Because the uploaded artifact is subsequently served as a static asset, the criteria for flagging a single missing control (size limit) are met.

Note: the image/* allowlist still admits image/svg+xml if file-type recognises it, which would be stored XSS when fetched from the assets path — but the primary, certain issue here is the missing size/quantity limit.

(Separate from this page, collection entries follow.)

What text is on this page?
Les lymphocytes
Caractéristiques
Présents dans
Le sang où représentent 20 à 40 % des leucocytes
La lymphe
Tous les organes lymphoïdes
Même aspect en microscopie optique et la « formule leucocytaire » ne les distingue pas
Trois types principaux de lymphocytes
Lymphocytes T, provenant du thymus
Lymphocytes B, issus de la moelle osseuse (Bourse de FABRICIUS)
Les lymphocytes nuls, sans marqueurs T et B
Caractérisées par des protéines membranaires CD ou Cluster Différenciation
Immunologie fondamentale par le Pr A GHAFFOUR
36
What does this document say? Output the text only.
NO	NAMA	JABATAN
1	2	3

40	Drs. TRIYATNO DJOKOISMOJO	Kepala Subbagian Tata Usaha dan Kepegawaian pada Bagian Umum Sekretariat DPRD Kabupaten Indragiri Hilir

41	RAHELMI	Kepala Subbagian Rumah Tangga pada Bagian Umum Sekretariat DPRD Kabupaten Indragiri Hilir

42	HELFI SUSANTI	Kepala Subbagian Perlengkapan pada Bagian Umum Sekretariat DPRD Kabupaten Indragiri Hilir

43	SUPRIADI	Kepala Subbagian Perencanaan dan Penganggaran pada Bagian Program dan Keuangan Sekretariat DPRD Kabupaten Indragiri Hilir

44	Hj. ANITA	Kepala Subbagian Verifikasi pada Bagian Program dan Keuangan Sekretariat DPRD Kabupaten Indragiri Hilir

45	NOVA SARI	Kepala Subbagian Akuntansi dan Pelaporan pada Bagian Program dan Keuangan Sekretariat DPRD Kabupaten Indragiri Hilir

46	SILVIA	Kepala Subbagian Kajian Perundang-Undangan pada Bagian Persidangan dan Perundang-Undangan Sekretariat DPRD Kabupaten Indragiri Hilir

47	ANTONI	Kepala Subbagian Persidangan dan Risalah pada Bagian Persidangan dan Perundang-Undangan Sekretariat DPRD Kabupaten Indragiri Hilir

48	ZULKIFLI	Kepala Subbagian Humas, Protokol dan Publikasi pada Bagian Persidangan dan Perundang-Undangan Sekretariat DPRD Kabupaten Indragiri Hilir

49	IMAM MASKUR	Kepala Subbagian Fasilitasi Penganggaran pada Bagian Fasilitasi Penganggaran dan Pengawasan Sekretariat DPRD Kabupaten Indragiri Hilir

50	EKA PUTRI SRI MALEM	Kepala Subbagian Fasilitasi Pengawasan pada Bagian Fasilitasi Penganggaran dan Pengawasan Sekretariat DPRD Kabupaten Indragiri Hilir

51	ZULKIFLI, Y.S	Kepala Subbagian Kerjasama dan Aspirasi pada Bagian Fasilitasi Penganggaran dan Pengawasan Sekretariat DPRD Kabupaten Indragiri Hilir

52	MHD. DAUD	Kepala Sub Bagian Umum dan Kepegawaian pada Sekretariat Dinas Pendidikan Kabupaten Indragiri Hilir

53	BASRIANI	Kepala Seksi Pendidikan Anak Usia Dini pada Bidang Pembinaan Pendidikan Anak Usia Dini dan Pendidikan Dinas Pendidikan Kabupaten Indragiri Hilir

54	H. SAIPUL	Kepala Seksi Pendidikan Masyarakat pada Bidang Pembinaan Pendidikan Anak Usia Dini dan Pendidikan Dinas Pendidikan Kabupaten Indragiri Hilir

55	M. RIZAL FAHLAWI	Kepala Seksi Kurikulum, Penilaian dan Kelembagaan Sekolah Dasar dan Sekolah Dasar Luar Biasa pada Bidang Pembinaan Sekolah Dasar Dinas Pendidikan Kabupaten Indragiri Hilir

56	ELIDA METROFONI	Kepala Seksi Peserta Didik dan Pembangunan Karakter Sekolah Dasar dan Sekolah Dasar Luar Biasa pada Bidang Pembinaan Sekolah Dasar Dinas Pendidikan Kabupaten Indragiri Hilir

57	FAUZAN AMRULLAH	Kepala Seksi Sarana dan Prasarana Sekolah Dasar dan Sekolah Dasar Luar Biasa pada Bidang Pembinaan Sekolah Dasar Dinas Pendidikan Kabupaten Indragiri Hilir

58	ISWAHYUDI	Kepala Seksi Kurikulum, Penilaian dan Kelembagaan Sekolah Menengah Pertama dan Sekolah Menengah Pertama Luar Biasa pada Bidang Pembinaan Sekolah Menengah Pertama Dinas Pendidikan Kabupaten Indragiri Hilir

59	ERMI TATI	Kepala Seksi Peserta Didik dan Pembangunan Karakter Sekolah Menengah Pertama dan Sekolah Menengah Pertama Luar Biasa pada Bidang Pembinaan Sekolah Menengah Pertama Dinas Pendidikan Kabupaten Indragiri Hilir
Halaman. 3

const filePath = `frontend/dist/frontend/assets/public/images/uploads/${loggedInUser.data.id}.${uploadedFileType.ext}`
try {
  await fs.writeFile(filePath, buffer)
} catch (err) { ... }
Proof of concept
  1. Authenticate and obtain a session cookie/token.
  2. POST a multipart/form-data request to the profile-image endpoint where the file part is a very large (e.g., several GB) buffer whose first bytes are a valid PNG magic header followed by junk:

printf '\x89PNG\r\n\x1a\n' > big.png && dd if=/dev/zero bs=1M count=5000 >> big.png curl -b token=$T -F file=@big.png http://target/profile/image/file

  1. The server buffers the whole body in memory and writes it under frontend/dist/frontend/assets/public/images/uploads/<userId>.png. Repeating the request (or sending one large request per user) exhausts disk and/or Node heap.
Impact

Authenticated users can cause denial of service via disk exhaustion (files are written to a static asset directory that is also part of the built frontend) and memory pressure (multer memory storage holds the entire upload in RAM before the write). No size or request-rate guard exists on this handler.

Validation
uncertain

Size limits for multer-based uploads are configured on the middleware at route registration (e.g., multer({ limits: { fileSize: ... } })), not inside the handler shown. The detector's claim "no size limit" is based on the absence of such config in this file, but the relevant config lives in the route/server setup file, which was not examined or quoted. Without inspecting the route mount for profileImageFileUpload(), the assertion that there is no limits.fileSize is unproven, and the PoC's assumption that multer will buffer GBs of data cannot be validated. Verdict is uncertain.

CVSS 3.1
CVSS:3.1/AV:N/AC:L/PR:L/UI:N/S:U/C:N/I:N/A:H
Base score: 6.5 · MEDIUM

The endpoint is reachable over HTTP (AV:N) and requires only an authenticated session — security.authenticatedUsers.get(req.cookies.token) is checked but any logged-in user qualifies (PR:L). No race or special preconditions are needed (AC:L) and no victim action is required (UI:N). The handler accepts req.file.buffer from multer memory storage and calls fs.writeFile with no limits.fileSize configuration, so an attacker can submit arbitrarily large uploads to exhaust Node heap and/or fill the disk under frontend/dist/.../uploads/, yielding sustained denial of service (A:H). No confidentiality or integrity impact is demonstrated by the missing size-limit issue itself, and the impact stays within the same Node application (S:U).